PUTEAUX. ANNULATION DU CONSEIL MUNICIPAL DU 20/09/2014.

L’avis, certes prudent, d’une électrice locale ordinaire.

 

La maire a annulé ce conseil parce qu’un conseiller municipal d’opposition, du MoDem, voulait filmer et enregistrer ce conseil municipal mais il n’en aurait pas averti la maire «  préalablement », comme l’exigerait le règlement intérieur du conseil approuvé le 3/07/2004.

L’annulation de ce conseil ne relève que de la responsabilité du maire : la décision est disproportionnée par rapport à l’importance des points à l’ordre du jour, du nombre de présents et du coût des convocations.

L’article 2121-16 du Code général des collectivités territoriales, donne aux  maires, en particulier, le pouvoir d’interdire un enregistrement de conseil municipal, mais seulement si les modalités sont de nature à troubler le bon ordre des travaux de l’assemblée. Les maires ont le pouvoir de faire expulser  tout individu qui troublerait l’ordre.

Ce n’est pas le cas.

Sur le site de la mairie, la maire écrit :…En dépit de plusieurs rappels au règlement de séance, ce dernier (le conseiller d’opposition) s’est entêté à créer un incident de séance…

Or, objectivement, la responsabilité de l’incident de séance incombe à la maire. L’opposant aurait prévenu de son intention de filmer en début de séance du conseil municipal et donc « au préalable » ! « Préalable » veut dire « d’abord », juste avant, et non pas, obligatoirement, la veille ! (J’ai respecté le règlement intérieur en prévenant le maire, avant l’ouverture de la séance, que j’avais l’intention de filmer le conseil municipal,  écrit le conseiller, sur son blog).

D’autre part, cette nécessité de prévenir ne repose sur aucun texte de loi, sur aucun décret et n’est pas reconnue comme argument de bon droit par la jurisprudence. Le conseiller d’opposition a   défendu, avec un entêtement légitime, son droit à filmer, plus exactement notre droit à filmer !

C’est l’article 2121-18 du Code général des collectivités territoriales qui donne aux citoyens le droit de filmer, d’enregistrer les conseils municipaux au nom de la transparence démocratique.

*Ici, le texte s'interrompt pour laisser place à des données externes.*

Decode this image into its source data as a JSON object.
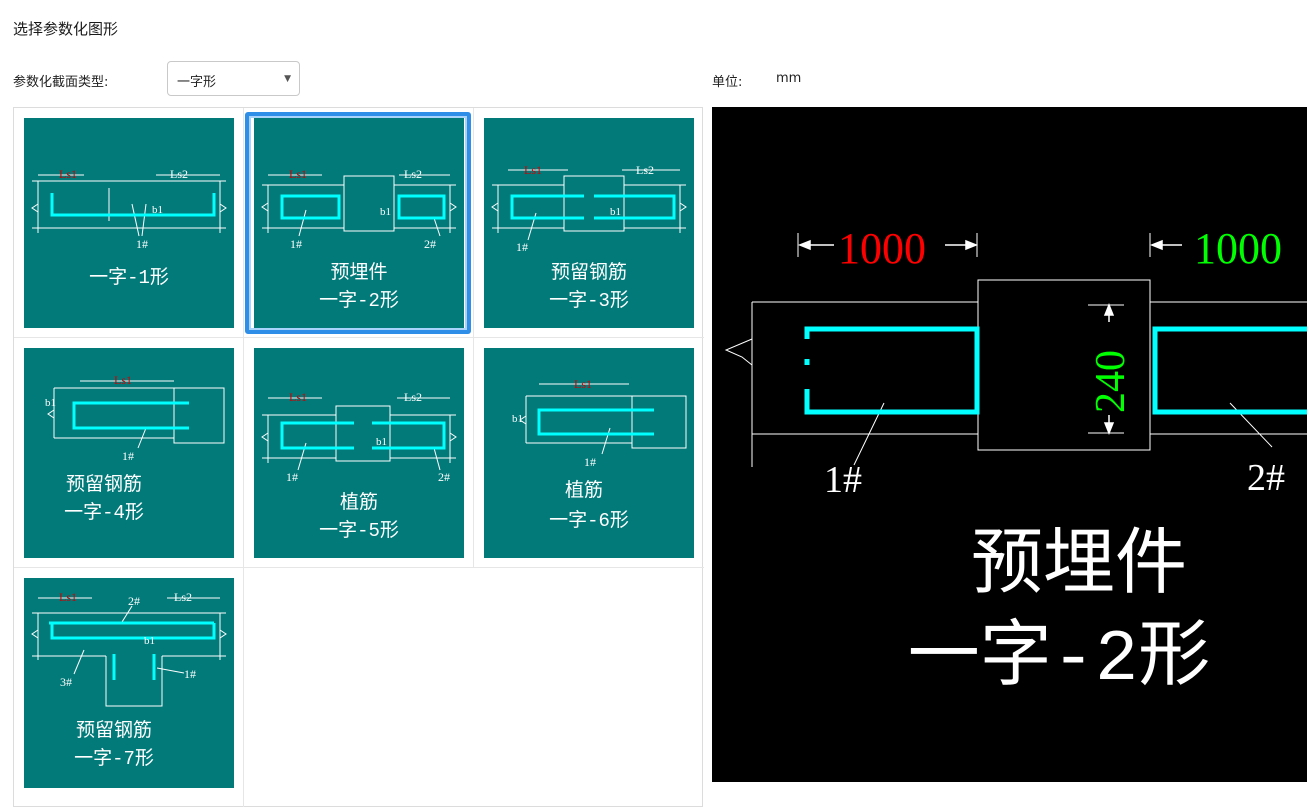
{
  "title": "选择参数化图形",
  "section_type": {
    "label": "参数化截面类型:",
    "selected": "一字形"
  },
  "unit": {
    "label": "单位:",
    "value": "mm"
  },
  "colors": {
    "tile": "#037a7a",
    "selection": "#2f8fe8",
    "preview_bg": "#000000",
    "rebar": "#00ffff",
    "dim_red": "#ff0000",
    "dim_green": "#00ff00"
  },
  "thumbs": [
    {
      "line1": "",
      "line2": "一字-1形",
      "ls1": "Ls1",
      "ls2": "Ls2",
      "b": "b1",
      "n1": "1#"
    },
    {
      "line1": "预埋件",
      "line2": "一字-2形",
      "ls1": "Ls1",
      "ls2": "Ls2",
      "b": "b1",
      "n1": "1#",
      "n2": "2#"
    },
    {
      "line1": "预留钢筋",
      "line2": "一字-3形",
      "ls1": "Ls1",
      "ls2": "Ls2",
      "b": "b1",
      "n1": "1#"
    },
    {
      "line1": "预留钢筋",
      "line2": "一字-4形",
      "ls1": "Ls1",
      "b": "b1",
      "n1": "1#"
    },
    {
      "line1": "植筋",
      "line2": "一字-5形",
      "ls1": "Ls1",
      "ls2": "Ls2",
      "b": "b1",
      "n1": "1#",
      "n2": "2#"
    },
    {
      "line1": "植筋",
      "line2": "一字-6形",
      "ls1": "Ls1",
      "b": "b1",
      "n1": "1#"
    },
    {
      "line1": "预留钢筋",
      "line2": "一字-7形",
      "ls1": "Ls1",
      "ls2": "Ls2",
      "b": "b1",
      "n1": "1#",
      "n2": "2#",
      "n3": "3#"
    }
  ],
  "preview": {
    "dim_left": "1000",
    "dim_right": "1000",
    "dim_width": "240",
    "n1": "1#",
    "n2": "2#",
    "line1": "预埋件",
    "line2": "一字-2形"
  }
}
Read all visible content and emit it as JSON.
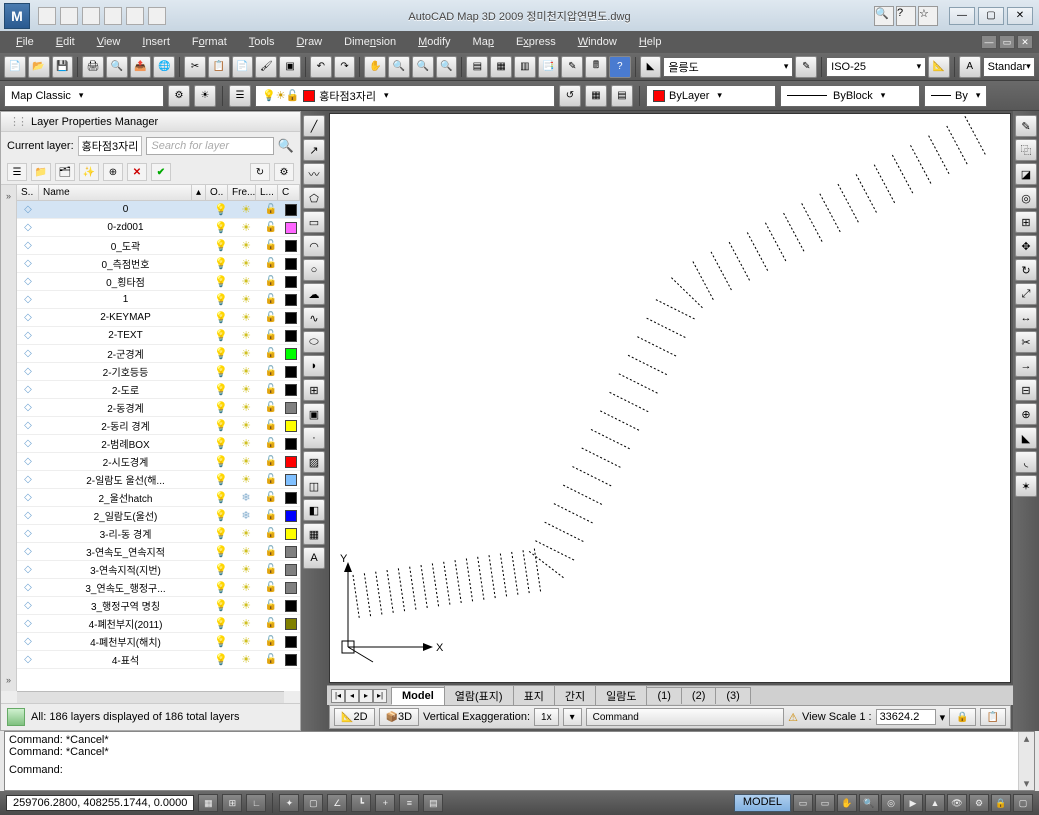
{
  "titlebar": {
    "app_letter": "M",
    "title": "AutoCAD Map 3D 2009 정미천지압연면도.dwg"
  },
  "menu": {
    "file": "File",
    "edit": "Edit",
    "view": "View",
    "insert": "Insert",
    "format": "Format",
    "tools": "Tools",
    "draw": "Draw",
    "dimension": "Dimension",
    "modify": "Modify",
    "map": "Map",
    "express": "Express",
    "window": "Window",
    "help": "Help"
  },
  "toolbar": {
    "layer_dd": "을릉도",
    "dim_dd": "ISO-25",
    "std_dd": "Standar"
  },
  "workspace": {
    "ws_dd": "Map Classic",
    "layer_tool": "홍타점3자리",
    "bylayer": "ByLayer",
    "byblock": "ByBlock",
    "by": "By"
  },
  "panel": {
    "title": "Layer Properties Manager",
    "current_lbl": "Current  layer:",
    "current_val": "홍타점3자리",
    "search_ph": "Search for layer",
    "status": "All: 186 layers displayed of 186 total layers"
  },
  "gridhead": {
    "status": "S..",
    "name": "Name",
    "on": "O..",
    "freeze": "Fre...",
    "lock": "L...",
    "color": "C"
  },
  "layers": [
    {
      "name": "0",
      "on": true,
      "frozen": false,
      "color": "#000000"
    },
    {
      "name": "0-zd001",
      "on": true,
      "frozen": false,
      "color": "#ff66ff"
    },
    {
      "name": "0_도곽",
      "on": true,
      "frozen": false,
      "color": "#000000"
    },
    {
      "name": "0_측점번호",
      "on": true,
      "frozen": false,
      "color": "#000000"
    },
    {
      "name": "0_횡타점",
      "on": true,
      "frozen": false,
      "color": "#000000"
    },
    {
      "name": "1",
      "on": true,
      "frozen": false,
      "color": "#000000"
    },
    {
      "name": "2-KEYMAP",
      "on": true,
      "frozen": false,
      "color": "#000000"
    },
    {
      "name": "2-TEXT",
      "on": true,
      "frozen": false,
      "color": "#000000"
    },
    {
      "name": "2-군경계",
      "on": true,
      "frozen": false,
      "color": "#00ff00"
    },
    {
      "name": "2-기호등등",
      "on": true,
      "frozen": false,
      "color": "#000000"
    },
    {
      "name": "2-도로",
      "on": true,
      "frozen": false,
      "color": "#000000"
    },
    {
      "name": "2-동경계",
      "on": true,
      "frozen": false,
      "color": "#808080"
    },
    {
      "name": "2-동리 경계",
      "on": true,
      "frozen": false,
      "color": "#ffff00"
    },
    {
      "name": "2-범례BOX",
      "on": true,
      "frozen": false,
      "color": "#000000"
    },
    {
      "name": "2-시도경계",
      "on": true,
      "frozen": false,
      "color": "#ff0000"
    },
    {
      "name": "2-일람도 울선(해...",
      "on": true,
      "frozen": false,
      "color": "#80c0ff"
    },
    {
      "name": "2_울선hatch",
      "on": true,
      "frozen": true,
      "color": "#000000"
    },
    {
      "name": "2_일람도(울선)",
      "on": true,
      "frozen": true,
      "color": "#0000ff"
    },
    {
      "name": "3-리-동 경계",
      "on": true,
      "frozen": false,
      "color": "#ffff00"
    },
    {
      "name": "3-연속도_연속지적",
      "on": true,
      "frozen": false,
      "color": "#808080"
    },
    {
      "name": "3-연속지적(지번)",
      "on": true,
      "frozen": false,
      "color": "#808080"
    },
    {
      "name": "3_연속도_행정구...",
      "on": true,
      "frozen": false,
      "color": "#808080"
    },
    {
      "name": "3_행정구역 명칭",
      "on": true,
      "frozen": false,
      "color": "#000000"
    },
    {
      "name": "4-폐천부지(2011)",
      "on": true,
      "frozen": false,
      "color": "#808000"
    },
    {
      "name": "4-폐천부지(해치)",
      "on": true,
      "frozen": false,
      "color": "#000000"
    },
    {
      "name": "4-표석",
      "on": true,
      "frozen": false,
      "color": "#000000"
    }
  ],
  "tabs": {
    "model": "Model",
    "t1": "열람(표지)",
    "t2": "표지",
    "t3": "간지",
    "t4": "일람도",
    "t5": "(1)",
    "t6": "(2)",
    "t7": "(3)"
  },
  "viewbar": {
    "b2d": "2D",
    "b3d": "3D",
    "ve_label": "Vertical Exaggeration:",
    "ve_val": "1x",
    "cmd": "Command",
    "vs_label": "View Scale   1 :",
    "vs_val": "33624.2"
  },
  "cmd": {
    "l1": "Command: *Cancel*",
    "l2": "Command: *Cancel*",
    "l3": "Command:"
  },
  "statusbar": {
    "coords": "259706.2800, 408255.1744, 0.0000",
    "model": "MODEL"
  }
}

De nombreuses questions écrites et des actions en justice montrent les nombreuses réticences d’élus, par archaïsme le plus souvent : exemple de la question n°64 615  page 4748 du JO du 10/05/2005 et de sa réponse page  6926 du JO du 12/07/2005. Certains maires utilisent même le huis-clos, pour les conseils, afin d’échapper à la transparence !

Le site « Légifrance » publie la législation sur le sujet.

C’est l’analyse de ce fait divers communal que l’on peut faire à partir des informations disponibles : Madame la maire a eu tort.

En l’absence d’informations supplémentaires rectificatives, il faudrait modifier le texte sur le site de la mairie  afin qu’il soit rigoureux et juste quant aux responsabilités.

Les Putéoliens ont « le droit de savoir ». Les versions contradictoires d’un même fait sont à exclure du fonctionnement communal, ce qui concerne la majorité et l’opposition.

Rappelons  que siégeant au sein d’une instance d’élus, les conseillers municipaux sont « personnalité politique », la question du respect à la vie privée ne se pose donc pas. En acceptant d’être « conseiller municipal », ils ont accepté de s’exposer publiquement dans leurs fonctions d’élus. Si, d’aventure, un maire n’autorisait que les prises « de dos » des conseillers municipaux, lors des conseils, il lui faudrait nommer un conseiller juridique érudit.

A l’heure politique, certes attristante, mais où de nombreuses voix s’élèvent pour prôner l’adoucissement des clivages, ce conseiller d’opposition du MoDem et Madame la maire ne pourraient-ils cesser leur concours de buzz lassant et dérisoire ?

 

François Bayrou, du MoDem, ne souhaite-t-il pas s’associer à Alain Juppé, de l’UMP ?

 

Annie Keszey.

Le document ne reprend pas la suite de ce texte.